Bath Chronicle, July 2003
Bath Abbey's acoustic was on its best behaviour to welcome the sound of Berlioz's Symphonie Fantastique. This great work, with its vivid colours and martial rhythms seemed to demand all the resonance the building could give and the effect was dramatic indeed.
The orchestra is a training ground for young players under Philip Mackenzie and this piece gives every section an opportunity to show what it can do. The work communicates, in the most compelling way, the extremes of elation and despair in the romantic life of an artist; and it has a strong element of Berlioz' own personal experience at its core.
The foundation of this performance rested on some very fine string playing, which allowed the woodwind and brass to produce their own striking contribution, full of rhythmic intensity, accompanied by percussion. Mackenzie handled his big forces with crisp authority.
Sibelius' Finlandia opened the programme, with its sonorous brass introduction, leading on to the plangent woodwind and grave strings into the well known melody which floated up into the fan-vaulted roof, enveloping every stone in its mellow warmth.

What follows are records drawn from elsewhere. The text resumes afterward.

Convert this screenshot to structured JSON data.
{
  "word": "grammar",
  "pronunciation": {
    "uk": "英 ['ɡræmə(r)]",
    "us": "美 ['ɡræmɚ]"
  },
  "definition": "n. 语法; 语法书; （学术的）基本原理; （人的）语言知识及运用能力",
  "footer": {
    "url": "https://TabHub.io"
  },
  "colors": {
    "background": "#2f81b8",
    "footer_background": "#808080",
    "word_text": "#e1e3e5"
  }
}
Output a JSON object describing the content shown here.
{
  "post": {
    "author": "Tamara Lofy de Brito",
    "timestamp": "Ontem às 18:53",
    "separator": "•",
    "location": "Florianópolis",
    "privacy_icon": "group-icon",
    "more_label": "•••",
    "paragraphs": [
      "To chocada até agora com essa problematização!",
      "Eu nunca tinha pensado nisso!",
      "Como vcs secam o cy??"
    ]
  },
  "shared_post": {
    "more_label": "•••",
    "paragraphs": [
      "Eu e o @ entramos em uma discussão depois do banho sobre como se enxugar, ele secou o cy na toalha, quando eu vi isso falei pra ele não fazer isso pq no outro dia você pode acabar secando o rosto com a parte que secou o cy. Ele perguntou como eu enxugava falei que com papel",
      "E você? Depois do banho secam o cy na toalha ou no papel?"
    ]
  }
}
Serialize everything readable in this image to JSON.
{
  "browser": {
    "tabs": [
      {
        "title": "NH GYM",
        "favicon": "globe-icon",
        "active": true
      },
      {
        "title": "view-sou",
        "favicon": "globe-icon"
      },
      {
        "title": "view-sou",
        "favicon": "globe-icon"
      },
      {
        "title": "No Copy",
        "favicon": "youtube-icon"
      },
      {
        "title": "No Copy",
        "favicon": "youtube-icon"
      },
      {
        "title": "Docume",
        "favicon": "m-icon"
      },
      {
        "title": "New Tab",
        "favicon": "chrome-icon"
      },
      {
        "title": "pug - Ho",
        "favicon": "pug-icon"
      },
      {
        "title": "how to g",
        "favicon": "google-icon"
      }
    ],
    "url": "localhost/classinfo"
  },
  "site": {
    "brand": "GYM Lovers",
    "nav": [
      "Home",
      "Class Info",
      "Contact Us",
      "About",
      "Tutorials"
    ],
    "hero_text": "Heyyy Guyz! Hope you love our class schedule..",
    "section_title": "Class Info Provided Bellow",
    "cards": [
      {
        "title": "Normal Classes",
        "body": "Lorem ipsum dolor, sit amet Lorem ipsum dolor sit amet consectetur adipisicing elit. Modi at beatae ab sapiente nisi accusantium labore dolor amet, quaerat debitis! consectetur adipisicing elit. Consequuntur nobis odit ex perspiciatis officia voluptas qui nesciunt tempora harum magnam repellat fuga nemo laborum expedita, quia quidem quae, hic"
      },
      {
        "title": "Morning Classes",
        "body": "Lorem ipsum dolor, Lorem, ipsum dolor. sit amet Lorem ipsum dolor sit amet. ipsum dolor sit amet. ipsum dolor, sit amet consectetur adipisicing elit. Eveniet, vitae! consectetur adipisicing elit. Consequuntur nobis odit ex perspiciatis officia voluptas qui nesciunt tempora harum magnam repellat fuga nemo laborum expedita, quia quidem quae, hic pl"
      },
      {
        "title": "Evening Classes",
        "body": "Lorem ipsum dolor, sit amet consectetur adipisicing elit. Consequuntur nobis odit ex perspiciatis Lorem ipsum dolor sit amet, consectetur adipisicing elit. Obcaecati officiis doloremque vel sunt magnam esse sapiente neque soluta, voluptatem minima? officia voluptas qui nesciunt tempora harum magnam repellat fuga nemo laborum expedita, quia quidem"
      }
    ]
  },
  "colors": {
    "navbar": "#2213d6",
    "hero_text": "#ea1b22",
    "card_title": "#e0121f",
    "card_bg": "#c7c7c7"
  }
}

The grandeur of the finale relaxed the audience into the feeling that God's in his heaven and all's right with the world until the Poulenc Organ Concerto made its impact - an entirely different kind of sound.
Soloist Peter King showed us the Klais organ in a variety of different moods, warmly tuneful one moment and cheekily dissonant the next. The combination of the fine reed stops and creamy violin tone was ravishing. The competence of these young musicians continues to astonish.